A key metric during the pilot period is the frequency of manual schedule overrides by schedulers. These overrides can indicate an issue with the underlying model and should therefore happen as seldom as possible. However, some manual intervention will always be required to address last-minute contextual changes such as sick days or employee holidays.
In our experience, it takes at least four to six weeks for smart-scheduling algorithms to reach a 70 to 80 percent match with the final schedules previously created by schedulers, as measured by the percentage of jobs and crew pairings that are the same in each (Exhibit 2). While an optimal schedule is unlikely to exactly match the existing manual schedule, a relatively close match is a good indication that the new algorithm is factoring in the right parameters and will not require frequent manual overrides.

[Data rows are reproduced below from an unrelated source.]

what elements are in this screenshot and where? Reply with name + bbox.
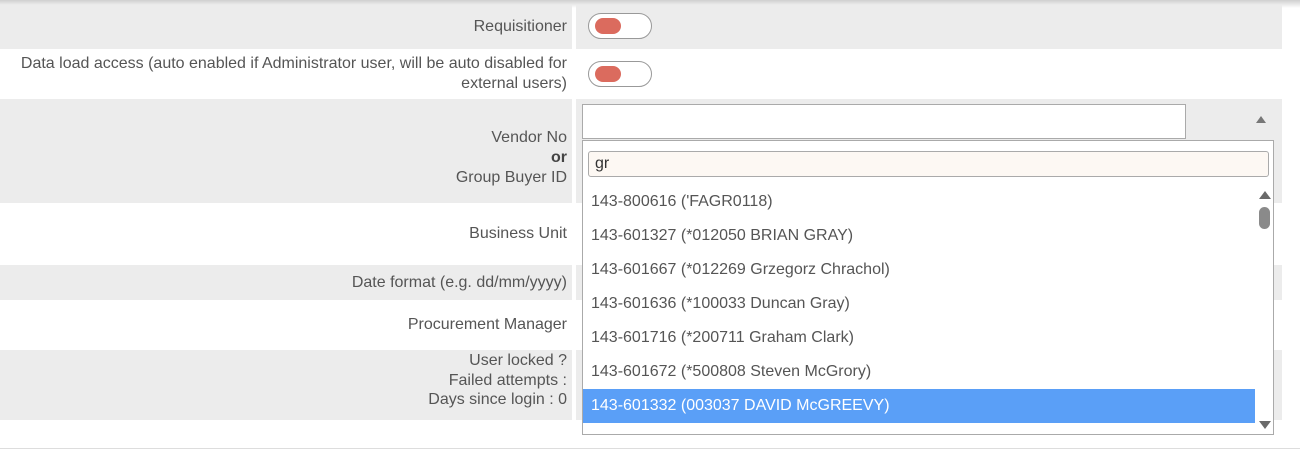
requisitioner-row: Requisitioner (0, 5, 1282, 49)
chevron-up-icon[interactable] (1256, 116, 1266, 123)
requisitioner-label-text: Requisitioner (473, 18, 567, 35)
data-load-label: Data load access (auto enabled if Admini… (0, 49, 572, 99)
user-locked-label-text: User locked ? (469, 352, 567, 369)
days-since-login-label: Days since login : 0 (428, 391, 567, 408)
dropdown-option[interactable]: 143-601332 (003037 DAVID McGREEVY) (583, 389, 1255, 423)
dropdown-options-list: 143-800616 ('FAGR0118) 143-601327 (*01205… (583, 185, 1255, 434)
date-format-label: Date format (e.g. dd/mm/yyyy) (0, 265, 572, 300)
scroll-up-arrow-icon[interactable] (1259, 191, 1271, 199)
or-label: or (551, 149, 567, 166)
requisitioner-toggle-knob (595, 18, 621, 34)
requisitioner-toggle[interactable] (588, 13, 652, 39)
dropdown-search (588, 151, 1269, 177)
requisitioner-value-cell (576, 5, 1282, 49)
dropdown-option[interactable]: 143-601636 (*100033 Duncan Gray) (583, 287, 1255, 321)
scroll-down-arrow-icon[interactable] (1259, 421, 1271, 429)
dropdown-option-partial[interactable] (583, 423, 1255, 434)
vendor-dropdown: 143-800616 ('FAGR0118)143-601327 (*01205… (582, 140, 1274, 435)
user-locked-label: User locked ? Failed attempts : Days sin… (0, 350, 572, 420)
data-load-value-cell (576, 49, 1282, 99)
dropdown-option[interactable]: 143-601327 (*012050 BRIAN GRAY) (583, 219, 1255, 253)
dropdown-scrollbar[interactable] (1255, 185, 1273, 434)
dropdown-search-input[interactable] (588, 151, 1269, 177)
user-settings-form: Requisitioner Data load access (auto ena… (0, 0, 1300, 451)
procurement-manager-label: Procurement Manager (0, 300, 572, 350)
vendor-label: Vendor No or Group Buyer ID (0, 99, 572, 203)
dropdown-option[interactable]: 143-601672 (*500808 Steven McGrory) (583, 355, 1255, 389)
business-unit-label: Business Unit (0, 203, 572, 265)
data-load-row: Data load access (auto enabled if Admini… (0, 49, 1282, 99)
procurement-manager-label-text: Procurement Manager (407, 316, 567, 333)
data-load-toggle-knob (595, 66, 621, 82)
failed-attempts-label: Failed attempts : (448, 371, 567, 389)
requisitioner-label: Requisitioner (0, 5, 572, 49)
scrollbar-thumb[interactable] (1259, 207, 1270, 229)
date-format-label-text: Date format (e.g. dd/mm/yyyy) (351, 273, 567, 291)
divider (0, 448, 1300, 449)
group-buyer-label: Group Buyer ID (455, 169, 567, 186)
dropdown-option[interactable]: 143-601667 (*012269 Grzegorz Chrachol) (583, 253, 1255, 287)
dropdown-option[interactable]: 143-800616 ('FAGR0118) (583, 185, 1255, 219)
dropdown-option[interactable]: 143-601716 (*200711 Graham Clark) (583, 321, 1255, 355)
vendor-select[interactable] (582, 104, 1186, 139)
business-unit-label-text: Business Unit (469, 225, 567, 242)
vendor-no-label: Vendor No (491, 129, 567, 146)
data-load-toggle[interactable] (588, 61, 652, 87)
data-load-label-line1: Data load access (auto enabled if Admini… (20, 55, 567, 72)
data-load-label-line2: external users) (461, 75, 567, 92)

Pilots can also be an important way to build support for the new scheduling methods within the organization, which can make the subsequent rollout easier. In the US utility example used above, schedulers—who were spending four to seven hours a week building and updating the manual schedule—saw that the new technologies could build automated schedules that closely matched their own within minutes.
After a successful pilot, it is important to execute a well-thought-out scale-up plan. This plan should take into account factors such as overall deployment speed, deployment across work types (that is, there may be different considerations for electric versus gas jobs or for short-cycle versus long-cycle jobs), the differing challenges of rural and urban service centers, and resourcing the scale-up (for example, potentially hiring change champions or trainers). Tools and processes can be scaled up in an agile fashion because making iterative improvements over time is generally preferable to trying to perfect the algorithms during the pilot period.
5. Solutions must be user-friendly and holistic
To operate successfully, schedule optimization needs to be integrated into a user-friendly, end-to-end digital solution. The final, holistic solution must update constantly, forecast accurately, and incorporate an easy-to-use, interactive front-end interface. Many schedules are currently based in Microsoft Excel, and the benefits of the automated, AI-optimized schedule can be multiplied if companies can incorporate features such as daily or weekly drag-and-drop schedules and a metrics dashboard.
Scheduling interfaces should incorporate user-friendly features, which could include the following:
- preloaded, optimized schedule
- prioritized work orders
- simple and real-time edits
- precise information display
- flexible crew management
Inflation, supply chain issues, and ongoing labor disruptions are making work optimization—which has long been one of the most challenging problems for consumer-facing industries such as utilities—even more complex. When deployed thoughtfully as part of a holistic solution, AI-driven schedule optimizers can significantly improve work management processes, smooth out operations, and boost overall productivity.